Donald Trump continues to publicly insist that the US election result is premature and has repeatedly said he will fight in court. And according to four Trump advisers, the president and his team have already mapped out their plan of attack.
Speaking to Axios, the Trump campaign team said it plans to "brandish obituaries" of people who are dead but supposedly voted. The obituaries for those who apparently cast ballots for Joe Biden will form part of "specific pieces of evidence" in Trump's court battle to delegitimise the election results. Trump's team is yet to provide any evidence of voter fraud and corruption related to the US election and their claims are all unsubstantiated.
The President's potential fight in the Supreme Court to dispute Biden's presidential election win is shaping up to be a brutal battle, but two sources have told Fox News that Trump would concede and execute a peaceful transfer of power if the legal challenges can't change the election outcome.
Minutes after US media declared Biden the victor, the President rejected their conclusion, saying he would prove in court that he was the winner. "The simple fact is this election is far from over," Trump said in a statement. "Legal votes decide who is president, not the news media."
The President and his supporters believe they have a chance with their legal battles primarily because of the election battle between Al Gore and George Bush back in 2000, which rested on a recount in one state: Florida. With Bush ahead by just 537 votes in the Sunshine State, and with problems with the state's punch-card ballots, the Gore campaign sought a statewide recount. The Bush campaign appealed to the US Supreme Court, which ultimately ruled to block a full recount, handing Florida – and the election – to Bush.
Experts say such lawsuits are only practical if focused on a real problem and the vote gap is narrow. In states disputed by Trump, such as Pennsylvania, the vote count is much wider. Professor Richard Hasen, an election law expert at the University of California, said: "Trump's litigation strategy is going nowhere. It is not going to make a difference to the election outcome."
If a campaign or candidate sues over state regulations, they have to first exhaust their options in the state justice system before heading to federal court and the US Supreme Court. By piggybacking on the existing ballot extension case, the Trump campaign has raised its chances of reaching the high court.
A case would put the political leanings of the court's six conservative and three liberal justices in the spotlight – especially on Amy Coney Barrett, who joined the court only last month after being nominated by Trump and receiving a fast-tracked confirmation hearing from Republicans in the Senate. Trump said he rushed her appointment in part so she could be in place to hear any election cases.
But since the 2000 election, the Supreme Court has been cautious about getting involved in voting matters that are decided by states, aware that it risks its standing as an independent body - especially since it effectively handed the presidency to Bush 20 years ago.
Trump campaign communications director Tim Murtaugh earlier tweeted photos of the campaign's headquarters – covered in a photoshopped article from 2000 claiming Al Gore had won the presidency. The tweet, which has since been deleted, read: "Greeting staff at @TeamTrump HQ this morning, a reminder that the media doesn't select the President." Washington Post fact-checker Glenn Kessler found the real version, which shows the opposite – that Bush won.
The Trump campaign lawsuits attack a unique aspect of the 2020 election – that millions of voters cast mail-in ballots because of the coronavirus pandemic. The Covid-19 threat forced states to promote mailed ballots and change rules on how they would be collected, verified and tabulated. That included extending the periods for receiving ballots, due to an overburdened US Postal Service, adding time for vote counting.
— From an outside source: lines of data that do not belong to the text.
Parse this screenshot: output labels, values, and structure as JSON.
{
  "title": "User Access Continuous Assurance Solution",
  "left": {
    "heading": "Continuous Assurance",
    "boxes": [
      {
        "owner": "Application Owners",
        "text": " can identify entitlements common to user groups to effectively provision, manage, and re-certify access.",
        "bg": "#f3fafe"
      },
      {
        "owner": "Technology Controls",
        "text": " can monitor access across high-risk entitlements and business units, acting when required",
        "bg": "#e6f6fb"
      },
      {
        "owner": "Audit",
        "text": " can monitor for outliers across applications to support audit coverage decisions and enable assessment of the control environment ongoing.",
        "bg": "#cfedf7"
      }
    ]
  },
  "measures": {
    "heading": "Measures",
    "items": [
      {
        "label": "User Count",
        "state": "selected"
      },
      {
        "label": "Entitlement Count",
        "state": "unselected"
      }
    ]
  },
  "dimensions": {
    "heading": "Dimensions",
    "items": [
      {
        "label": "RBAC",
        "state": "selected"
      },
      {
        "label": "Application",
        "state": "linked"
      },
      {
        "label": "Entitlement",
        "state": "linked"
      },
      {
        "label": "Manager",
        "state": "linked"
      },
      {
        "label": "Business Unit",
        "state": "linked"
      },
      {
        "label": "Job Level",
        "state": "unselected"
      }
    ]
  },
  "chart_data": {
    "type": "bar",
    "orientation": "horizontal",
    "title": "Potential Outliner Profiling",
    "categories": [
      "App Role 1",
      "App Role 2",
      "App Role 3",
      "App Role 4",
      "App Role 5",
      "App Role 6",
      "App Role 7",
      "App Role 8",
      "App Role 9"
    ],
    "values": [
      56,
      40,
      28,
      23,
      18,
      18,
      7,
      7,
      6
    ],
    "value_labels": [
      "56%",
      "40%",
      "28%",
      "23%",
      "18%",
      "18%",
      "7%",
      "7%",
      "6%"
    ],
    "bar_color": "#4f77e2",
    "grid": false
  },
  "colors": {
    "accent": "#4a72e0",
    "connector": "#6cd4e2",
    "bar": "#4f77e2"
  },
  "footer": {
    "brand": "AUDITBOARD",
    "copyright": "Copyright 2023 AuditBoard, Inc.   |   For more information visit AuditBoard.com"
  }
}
The Republicans say some of those changes were decided or implemented improperly and in ways that favour Democrats.
In Pennsylvania, the Trump campaign said it would join an existing Republican suit over the state's deadline extension for receiving mail-in ballots. The Pennsylvania Supreme Court ruled the extension legal, but the US Supreme Court has still declined to get involved. If successful, they have the potential to disqualify tens of thousands of ballots that arrived after November 3.
Since when does the Lamestream Media call who our next president will be? We have all learned a lot in the last two weeks!
In one respect, Trump is right: Legal votes do indeed decide who becomes president. The election is not truly over until each state formally certifies its vote, and this will take place over the coming weeks. But with nearly all the 150 million-plus ballots counted, he simply does not have enough votes in the Electoral College that formally chooses the president, US media collectively concluded on Saturday.
It's highly unlikely the Supreme Court would move to overturn election results with most states recording thousands of extra votes for Biden. The Trump campaign's legal team are in for an uphill battle.